During the conference, it became clear that current migration and asylum policies do not fully address these predicaments. Indeed, in many senses those policies have contributed to the current situation. Expensive and cumbersome asylum systems are failing to ensure protection for those most in need, while creating scope for abuse by those who are not; restricted channels for legal movement have encouraged the growth of human smuggling and irregular migration; dwindling resources for development and refugee assistance in poorer regions of the world have created the conditions for additional migration and displacement.

The urgency of addressing these dilemmas is not going to recede. Indeed, a number of trends suggest that international migration is likely to increase over the coming decades. The process of globalization, if anything, appears to be exacerbating global economic disparities.
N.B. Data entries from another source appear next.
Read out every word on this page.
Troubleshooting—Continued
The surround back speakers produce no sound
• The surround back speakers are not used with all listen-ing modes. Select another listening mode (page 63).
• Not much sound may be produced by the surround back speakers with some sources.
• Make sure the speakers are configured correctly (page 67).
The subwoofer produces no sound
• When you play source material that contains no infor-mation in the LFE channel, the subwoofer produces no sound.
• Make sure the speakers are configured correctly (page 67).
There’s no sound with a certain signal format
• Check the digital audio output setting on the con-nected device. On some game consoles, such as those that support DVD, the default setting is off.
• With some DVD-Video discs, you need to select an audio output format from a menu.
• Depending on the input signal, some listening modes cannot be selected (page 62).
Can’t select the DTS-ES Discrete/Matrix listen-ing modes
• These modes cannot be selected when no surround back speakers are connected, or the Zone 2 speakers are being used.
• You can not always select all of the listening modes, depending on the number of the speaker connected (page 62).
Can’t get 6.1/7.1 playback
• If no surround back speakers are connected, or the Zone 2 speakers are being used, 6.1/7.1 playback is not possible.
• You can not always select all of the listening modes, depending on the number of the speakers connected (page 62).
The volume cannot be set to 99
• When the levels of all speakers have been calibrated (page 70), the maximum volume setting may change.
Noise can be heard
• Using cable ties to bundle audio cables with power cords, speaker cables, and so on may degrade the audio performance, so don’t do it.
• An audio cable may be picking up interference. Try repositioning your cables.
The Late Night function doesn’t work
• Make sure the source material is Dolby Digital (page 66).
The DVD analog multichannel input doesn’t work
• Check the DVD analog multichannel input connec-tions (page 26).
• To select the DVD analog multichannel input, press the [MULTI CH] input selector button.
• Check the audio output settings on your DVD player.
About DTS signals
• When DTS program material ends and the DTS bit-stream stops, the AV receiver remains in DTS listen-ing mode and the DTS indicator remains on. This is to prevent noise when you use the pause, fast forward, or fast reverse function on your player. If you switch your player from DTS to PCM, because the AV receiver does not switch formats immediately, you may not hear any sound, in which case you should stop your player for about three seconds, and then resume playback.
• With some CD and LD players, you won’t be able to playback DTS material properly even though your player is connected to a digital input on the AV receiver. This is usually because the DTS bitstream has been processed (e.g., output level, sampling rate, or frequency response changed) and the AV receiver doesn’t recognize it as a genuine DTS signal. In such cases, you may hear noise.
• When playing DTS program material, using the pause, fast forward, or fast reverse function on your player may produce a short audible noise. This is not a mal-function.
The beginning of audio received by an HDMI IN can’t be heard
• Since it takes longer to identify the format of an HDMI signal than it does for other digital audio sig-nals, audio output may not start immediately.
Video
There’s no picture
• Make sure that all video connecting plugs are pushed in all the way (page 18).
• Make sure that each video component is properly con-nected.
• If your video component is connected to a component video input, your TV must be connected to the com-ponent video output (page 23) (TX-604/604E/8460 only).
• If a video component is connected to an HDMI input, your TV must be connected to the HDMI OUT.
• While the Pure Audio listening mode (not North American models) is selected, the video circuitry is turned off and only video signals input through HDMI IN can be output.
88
It may also be contributing to the instability and conflict that force people to flee to other countries. Meanwhile, the availability of cheap communications and transport, coupled   with   t he   expansion of transnational social networks created by earlier migratory movements, will increase both the incentives and the opportunities for people to move from one country and continent to another.

Christina Boswell is Marie Curie Fellow at the Institute for Peace Research in Hamburg, and Associate Fellow at the Royal Institute for International Affairs.

Jeff Crisp is Head of UNHCR s Evaluation and Policy Analysis Unit.

George Borjas is Robert W. Scrivner P rofessor of Economics and Social Policy, Kennedy School of Government, Harvard University.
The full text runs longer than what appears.